Перед его отъездом до меня долетали обрывки фраз, один из моих дядей советовал ему:
– Женись. Так она тебя оставит в покое.
Он думал, что я очень болезненно восприму приезд новой жены. Единственное, что я восприняла болезненно, – обстоятельства, при которых он сообщил мне о женитьбе – на террасе кафе и перед самыми родами. Это было подло и отражало полное равнодушие некоторых африканских мужчин по отношению к женам. Если бы я любила мужа, то чувствовала бы себя сейчас очень несчастной. Но у меня, наоборот, возникло облегчение. Мой секретный план начал вырисовываться. Приход второй жены в первую очередь значит для меня уменьшение сексуальных обязательств. И сразу же после этого развод. Побег, перелет, я сбегаю с детьми!
Я встаю, не говоря ни слова, плачу за напитки и ухожу с детьми.
Через две недели я рожаю маленькую девочку Бинту. С еще большими разрывами, «благодаря» «вырезанию». Тот интимный шрам, о котором я в то время никогда не говорила, заставляет меня страдать при каждых родах.
Я решаю работать дома портнихой. С дипломом швеи мне это нетрудно. Я купила подержанную профессиональную машинку и шью для фабрики, производящей галстуки и бабочки, комплектами по сто – двести штук. Я работаю дома, что позволяет мне заниматься ребенком. Ее отец все это время на седьмом небе. Его вторая жена еще в Сенегале, но он готовится к ее приезду во Францию. Мне сказали, что ей пятнадцать лет, как и мне когда-то. И я вспоминаю фразу, которую муж сказал однажды моей сестре: «Лучше жениться на неграмотной женщине, чем на той, что ходила в школу!»
Он хотел таким способом обидеть мою младшую сестру, так хотевшую пойти во Франции в школу. Итак, его второй жене пятнадцать лет и она неграмотна.
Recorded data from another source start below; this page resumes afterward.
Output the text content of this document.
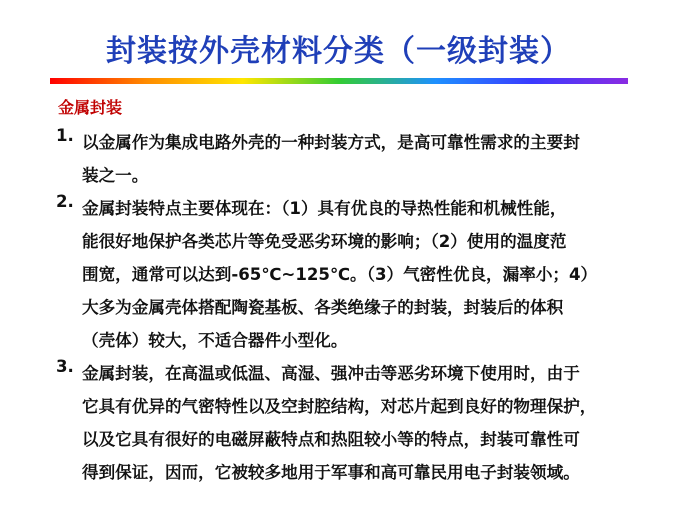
封装按外壳材料分类（一级封装）
金属封装
1. 以金属作为集成电路外壳的一种封装方式，是高可靠性需求的主要封
装之一。
2. 金属封装特点主要体现在：（1）具有优良的导热性能和机械性能，
能很好地保护各类芯片等免受恶劣环境的影响；（2）使用的温度范
围宽，通常可以达到-65℃~125℃。（3）气密性优良，漏率小；4）
大多为金属壳体搭配陶瓷基板、各类绝缘子的封装，封装后的体积
（壳体）较大，不适合器件小型化。
3. 金属封装，在高温或低温、高湿、强冲击等恶劣环境下使用时，由于
它具有优异的气密特性以及空封腔结构，对芯片起到良好的物理保护，
以及它具有很好的电磁屏蔽特点和热阻较小等的特点，封装可靠性可
得到保证，因而，它被较多地用于军事和高可靠民用电子封装领域。
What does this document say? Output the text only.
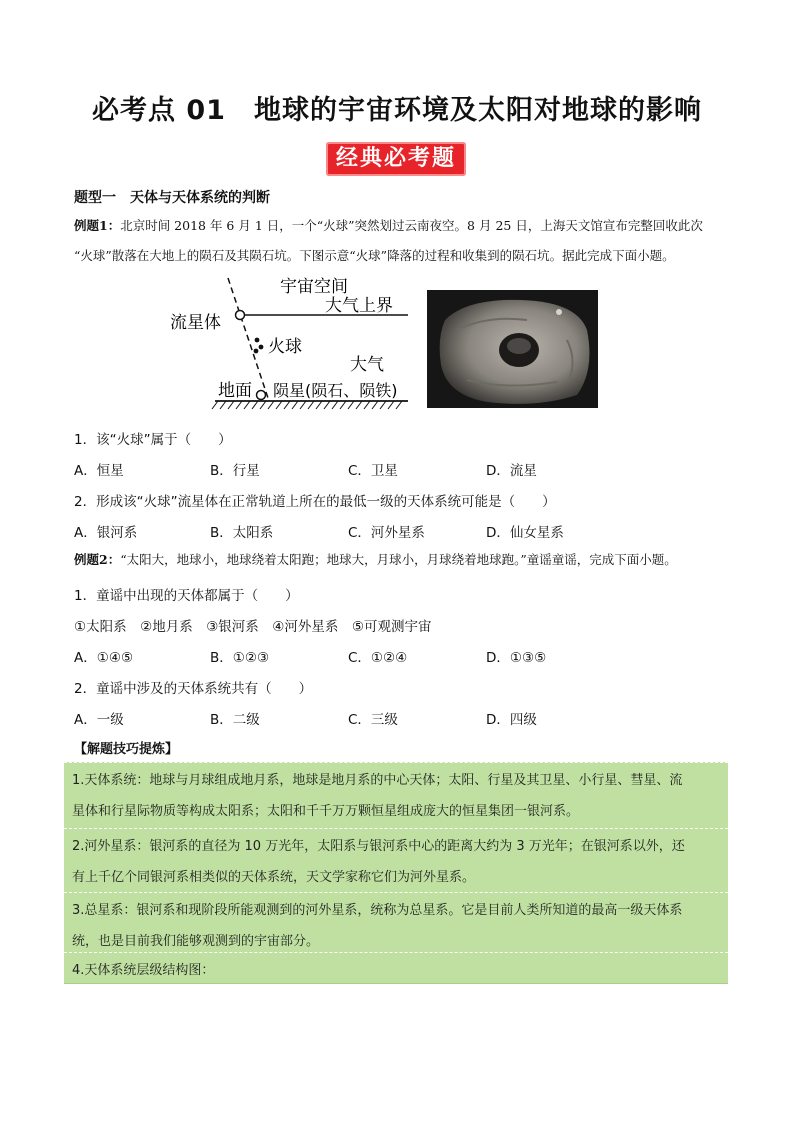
必考点 01　地球的宇宙环境及太阳对地球的影响
经典必考题
题型一　天体与天体系统的判断
例题1：北京时间 2018 年 6 月 1 日，一个“火球”突然划过云南夜空。8 月 25 日，上海天文馆宣布完整回收此次
“火球”散落在大地上的陨石及其陨石坑。下图示意“火球”降落的过程和收集到的陨石坑。据此完成下面小题。
宇宙空间
大气上界
流星体
火球
大气
地面 陨星(陨石、陨铁)
1．该“火球”属于（　　）
A．恒星	B．行星	C．卫星	D．流星
2．形成该“火球”流星体在正常轨道上所在的最低一级的天体系统可能是（　　）
A．银河系	B．太阳系	C．河外星系	D．仙女星系
例题2：“太阳大，地球小，地球绕着太阳跑；地球大，月球小，月球绕着地球跑。”童谣童谣，完成下面小题。
1．童谣中出现的天体都属于（　　）
①太阳系　②地月系　③银河系　④河外星系　⑤可观测宇宙
A．①④⑤	B．①②③	C．①②④	D．①③⑤
2．童谣中涉及的天体系统共有（　　）
A．一级	B．二级	C．三级	D．四级
【解题技巧提炼】
1.天体系统：地球与月球组成地月系，地球是地月系的中心天体；太阳、行星及其卫星、小行星、彗星、流
星体和行星际物质等构成太阳系；太阳和千千万万颗恒星组成庞大的恒星集团一银河系。
2.河外星系：银河系的直径为 10 万光年，太阳系与银河系中心的距离大约为 3 万光年；在银河系以外，还
有上千亿个同银河系相类似的天体系统，天文学家称它们为河外星系。
3.总星系：银河系和现阶段所能观测到的河外星系，统称为总星系。它是目前人类所知道的最高一级天体系
统，也是目前我们能够观测到的宇宙部分。
4.天体系统层级结构图：
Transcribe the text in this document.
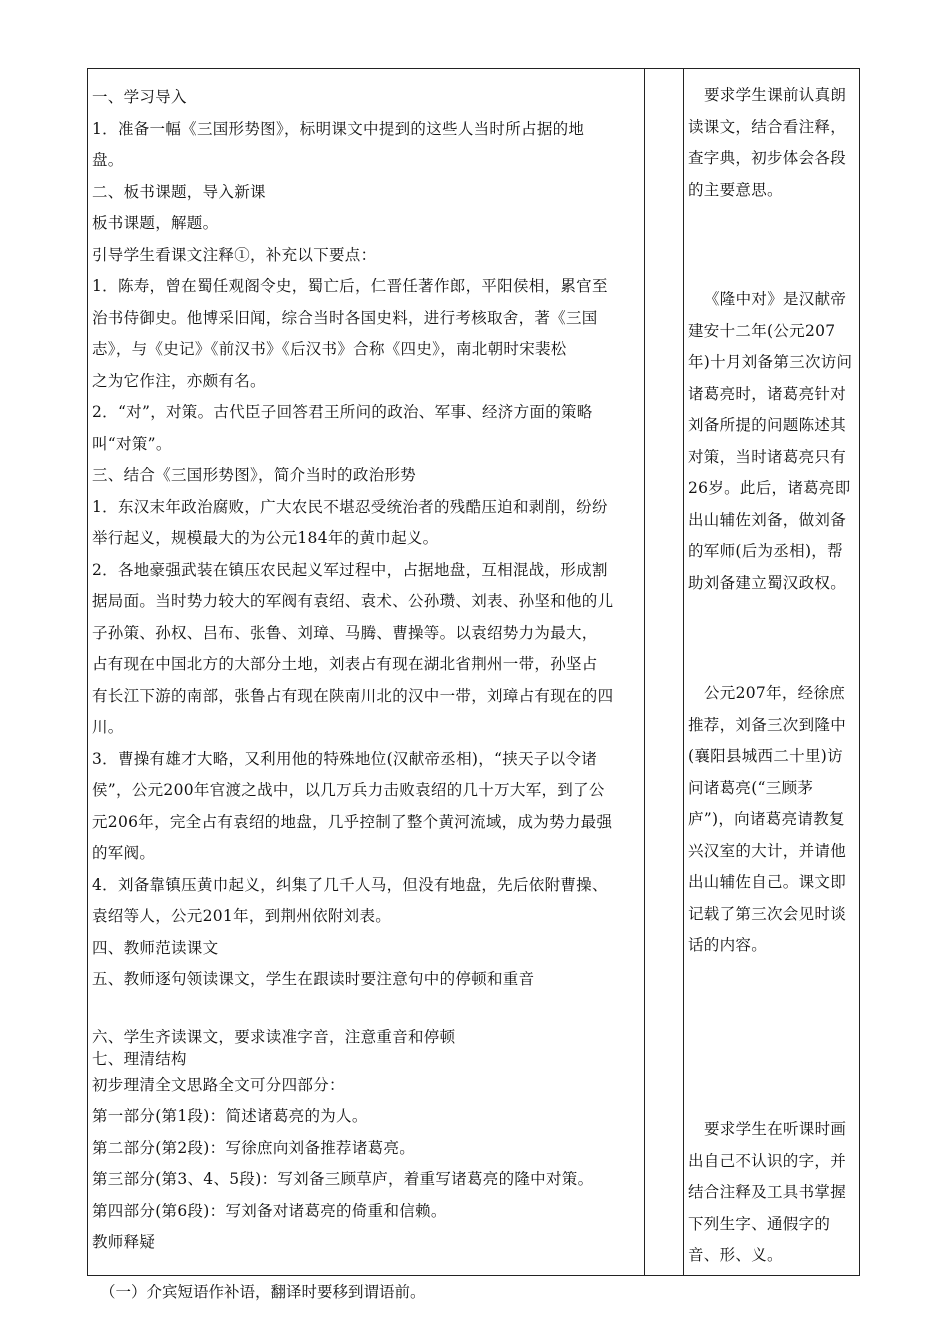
一、学习导入

1．准备一幅《三国形势图》，标明课文中提到的这些人当时所占据的地

盘。

二、板书课题，导入新课

板书课题，解题。

引导学生看课文注释①，补充以下要点：

1．陈寿，曾在蜀任观阁令史，蜀亡后，仁晋任著作郎，平阳侯相，累官至

治书侍御史。他博采旧闻，综合当时各国史料，进行考核取舍，著《三国

志》，与《史记》《前汉书》《后汉书》合称《四史》，南北朝时宋裴松

之为它作注，亦颇有名。

2．“对”，对策。古代臣子回答君王所问的政治、军事、经济方面的策略

叫“对策”。

三、结合《三国形势图》，简介当时的政治形势

1．东汉末年政治腐败，广大农民不堪忍受统治者的残酷压迫和剥削，纷纷

举行起义，规模最大的为公元184年的黄巾起义。

2．各地豪强武装在镇压农民起义军过程中，占据地盘，互相混战，形成割

据局面。当时势力较大的军阀有袁绍、袁术、公孙瓒、刘表、孙坚和他的儿

子孙策、孙权、吕布、张鲁、刘璋、马腾、曹操等。以袁绍势力为最大，

占有现在中国北方的大部分土地，刘表占有现在湖北省荆州一带，孙坚占

有长江下游的南部，张鲁占有现在陕南川北的汉中一带，刘璋占有现在的四

川。

3．曹操有雄才大略，又利用他的特殊地位(汉献帝丞相)，“挟天子以令诸

侯”，公元200年官渡之战中，以几万兵力击败袁绍的几十万大军，到了公

元206年，完全占有袁绍的地盘，几乎控制了整个黄河流域，成为势力最强

的军阀。

4．刘备靠镇压黄巾起义，纠集了几千人马，但没有地盘，先后依附曹操、

袁绍等人，公元201年，到荆州依附刘表。

四、教师范读课文

五、教师逐句领读课文，学生在跟读时要注意句中的停顿和重音

六、学生齐读课文，要求读准字音，注意重音和停顿

七、理清结构

初步理清全文思路全文可分四部分：

第一部分(第1段)：简述诸葛亮的为人。

第二部分(第2段)：写徐庶向刘备推荐诸葛亮。

第三部分(第3、4、5段)：写刘备三顾草庐，着重写诸葛亮的隆中对策。

第四部分(第6段)：写刘备对诸葛亮的倚重和信赖。

教师释疑

要求学生课前认真朗读课文，结合看注释，查字典，初步体会各段的主要意思。

《隆中对》是汉献帝建安十二年(公元207年)十月刘备第三次访问诸葛亮时，诸葛亮针对刘备所提的问题陈述其对策，当时诸葛亮只有26岁。此后，诸葛亮即出山辅佐刘备，做刘备的军师(后为丞相)，帮助刘备建立蜀汉政权。

公元207年，经徐庶推荐，刘备三次到隆中(襄阳县城西二十里)访问诸葛亮(“三顾茅庐”)，向诸葛亮请教复兴汉室的大计，并请他出山辅佐自己。课文即记载了第三次会见时谈话的内容。

要求学生在听课时画出自己不认识的字，并结合注释及工具书掌握下列生字、通假字的音、形、义。

（一）介宾短语作补语，翻译时要移到谓语前。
Другой важный тезис: «Лучше жениться на молоденькой: она не создаст проблем с послушанием».
Однажды в конце года знакомая из ассоциации, мадам Дракитэ, звонит мне:
– Международная иммигрантская служба ищет переводчиков.
Только в таких ассоциациях я забываю ссоры и все тяготы своего существования. Я шью дома, но иногда беру с собой ребенка и иду давать бесплатные уроки, согласуя расписание с распорядком дня моей малышки. Я оказывала также услуги переводчика. Грудное кормление не мешало мне работать в больницах на маленьких предприятиях и даже в суде.
К концу учебного года я забираю из Африки двух старших дочерей и теперь живу с пятью детьми. Хоть и тесно, но я выхожу из положения.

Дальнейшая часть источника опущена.